Habertürk yazarı Serdar Turgut demiş ki:
"Ladin gibi devletin düşmanı ilan edilmiş ve Amerika topraklarında binlerce kişinin ölümüne yol açtığı için savaş ilan edilmiş bir insana yönelik operasyon için bile yasalara uygunluk gözetilirken Türkiye gibi devletler hukukuna uygun ilişkilerin bulunduğu, liderinin defalarca Beyaz Saray'da dostça ağırlandığı veyıllardır müttefik olarak görülen bir ülkeye yönelik bir operasyonun bu hukuk sisteminde Amerika tarafından resmen yaptırılmış olması imkânsızdır."
ABD'nin Cumhurbaşkanı'nı öldürmeye çalıştığı iddialarını da saçma buluyor Turgut ve bakın hangi gerekçeye dayandırıyor:
"Çünkü Amerikan başkanlarının yabancı ülkelerde suikastlar emretmeleri yasalara aykırıdır ve bir suçtur."
Yanlış anlamayın, aklımızla alay etmiyor; zerre miskal aklımızın olmadığına inanıyor.
Bize parmağını sallamayı da ihmal etmiyor: Sanırsınız ki, John Kirby'nin açıklamalarından pasaj aktarıyor:
"Şu anda Amerika'ya yönelik suçlamalar çıkarmak yakın gelecekte çok da ihtiyacımız olacak güçlü bir müttefiğe karşı düzen bozucu duygular yaratılmasına, o gereken rasyonel temelli ilişkiyi imkânsız kılacak durumlara yol açabilir."

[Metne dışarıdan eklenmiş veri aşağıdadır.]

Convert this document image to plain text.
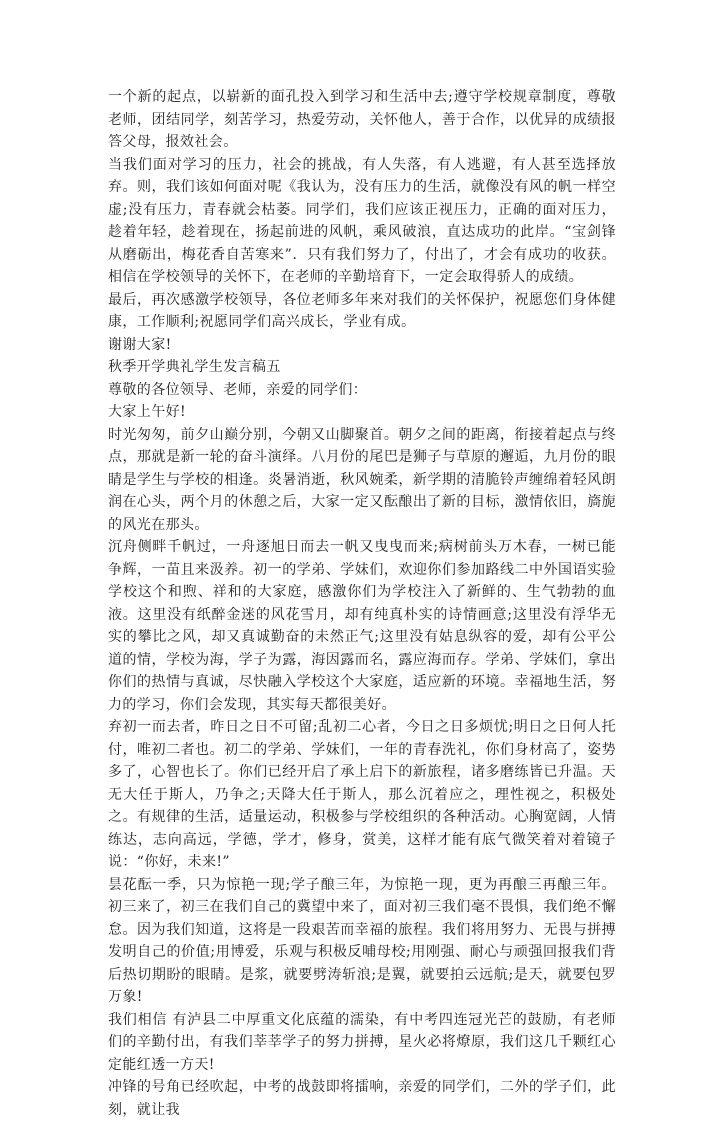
一个新的起点，以崭新的面孔投入到学习和生活中去;遵守学校规章制度，尊敬老师，团结同学，刻苦学习，热爱劳动，关怀他人，善于合作，以优异的成绩报答父母，报效社会。

当我们面对学习的压力，社会的挑战，有人失落，有人逃避，有人甚至选择放弃。则，我们该如何面对呢《我认为，没有压力的生活，就像没有风的帆一样空虚;没有压力，青春就会枯萎。同学们，我们应该正视压力，正确的面对压力，趁着年轻，趁着现在，扬起前进的风帆，乘风破浪，直达成功的此岸。“宝剑锋从磨砺出，梅花香自苦寒来”．只有我们努力了，付出了，才会有成功的收获。相信在学校领导的关怀下，在老师的辛勤培育下，一定会取得骄人的成绩。

最后，再次感激学校领导，各位老师多年来对我们的关怀保护，祝愿您们身体健康，工作顺利;祝愿同学们高兴成长，学业有成。

谢谢大家!

秋季开学典礼学生发言稿五

尊敬的各位领导、老师，亲爱的同学们：

大家上午好!

时光匆匆，前夕山巅分别，今朝又山脚聚首。朝夕之间的距离，衔接着起点与终点，那就是新一轮的奋斗演绎。八月份的尾巴是狮子与草原的邂逅，九月份的眼睛是学生与学校的相逢。炎暑消逝，秋风婉柔，新学期的清脆铃声缠绵着轻风朗润在心头，两个月的休憩之后，大家一定又酝酿出了新的目标，激情依旧，旖旎的风光在那头。

沉舟侧畔千帆过，一舟逐旭日而去一帆又曳曳而来;病树前头万木春，一树已能争辉，一苗且来汲养。初一的学弟、学妹们，欢迎你们参加路线二中外国语实验学校这个和煦、祥和的大家庭，感激你们为学校注入了新鲜的、生气勃勃的血液。这里没有纸醉金迷的风花雪月，却有纯真朴实的诗情画意;这里没有浮华无实的攀比之风，却又真诚勤奋的未然正气;这里没有姑息纵容的爱，却有公平公道的情，学校为海，学子为露，海因露而名，露应海而存。学弟、学妹们，拿出你们的热情与真诚，尽快融入学校这个大家庭，适应新的环境。幸福地生活，努力的学习，你们会发现，其实每天都很美好。

弃初一而去者，昨日之日不可留;乱初二心者，今日之日多烦忧;明日之日何人托付，唯初二者也。初二的学弟、学妹们，一年的青春洗礼，你们身材高了，姿势多了，心智也长了。你们已经开启了承上启下的新旅程，诸多磨练皆已升温。天无大任于斯人，乃争之;天降大任于斯人，那么沉着应之，理性视之，积极处之。有规律的生活，适量运动，积极参与学校组织的各种活动。心胸宽阔，人情练达，志向高远，学德，学才，修身，赏美，这样才能有底气微笑着对着镜子说：“你好，未来!”

昙花酝一季，只为惊艳一现;学子酿三年，为惊艳一现，更为再酿三再酿三年。初三来了，初三在我们自己的冀望中来了，面对初三我们毫不畏惧，我们绝不懈怠。因为我们知道，这将是一段艰苦而幸福的旅程。我们将用努力、无畏与拼搏发明自己的价值;用博爱，乐观与积极反哺母校;用刚强、耐心与顽强回报我们背后热切期盼的眼睛。是浆，就要劈涛斩浪;是翼，就要拍云远航;是天，就要包罗万象!

我们相信 有泸县二中厚重文化底蕴的濡染，有中考四连冠光芒的鼓励，有老师们的辛勤付出，有我们莘莘学子的努力拼搏，星火必将燎原，我们这几千颗红心定能红透一方天!

冲锋的号角已经吹起，中考的战鼓即将擂响，亲爱的同学们，二外的学子们，此刻，就让我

Etyen Mahçupyan ise bizi "kanıt temelli" düşünmeye davet ediyor:
"Gülenci darbede ABD rolüne ilişkin epeyce geniş bir fikir birliği var. Öne sürülen argümanlar, daha önceki darbelerin ABD onayıyla yapılması, Gülen?in ABD'de ikamet etmesi ve Gülencilerin elde ettiği kozmik sırların yabancı ülkeler için değeri… Ne var ki bunların hiçbiri yaşadığımız darbenin arkasında ABD olduğuna dair bir nedensellik gücüne sahip değil. ABD bu darbeyi önceden bilmiş, hattadesteklemiş de olabilir… Ama ileri sürülen "nedenler? bu sonuca varmak için ne yeterli, ne de gerekli. Somut delile ise şu ana kadar sahip değiliz."
İleri sürülen nedenler yeterli olmaması bir yana "gerekli" de değilmiş.
Mahçupyan yazısının sonunda "maval uydurmayın" diyerek fırçasını da kayıyor:
Ama yine de meraklıları ille de darbeyi ABD yaptı diye inat edebilirler. CIA mavalları uydurup ille de işin arkasına ABD'yi koymak, Gülencileri hafife almak isteyebilirler. Ancak ilave bir varsayıma muhtaçlar: "ABD aptaldır"… Eğer aptalsa ABD gerçekten de darbeyi desteklemiş olabilir. Ne yazık ki bu yönde de elimizde delil yok henüz…"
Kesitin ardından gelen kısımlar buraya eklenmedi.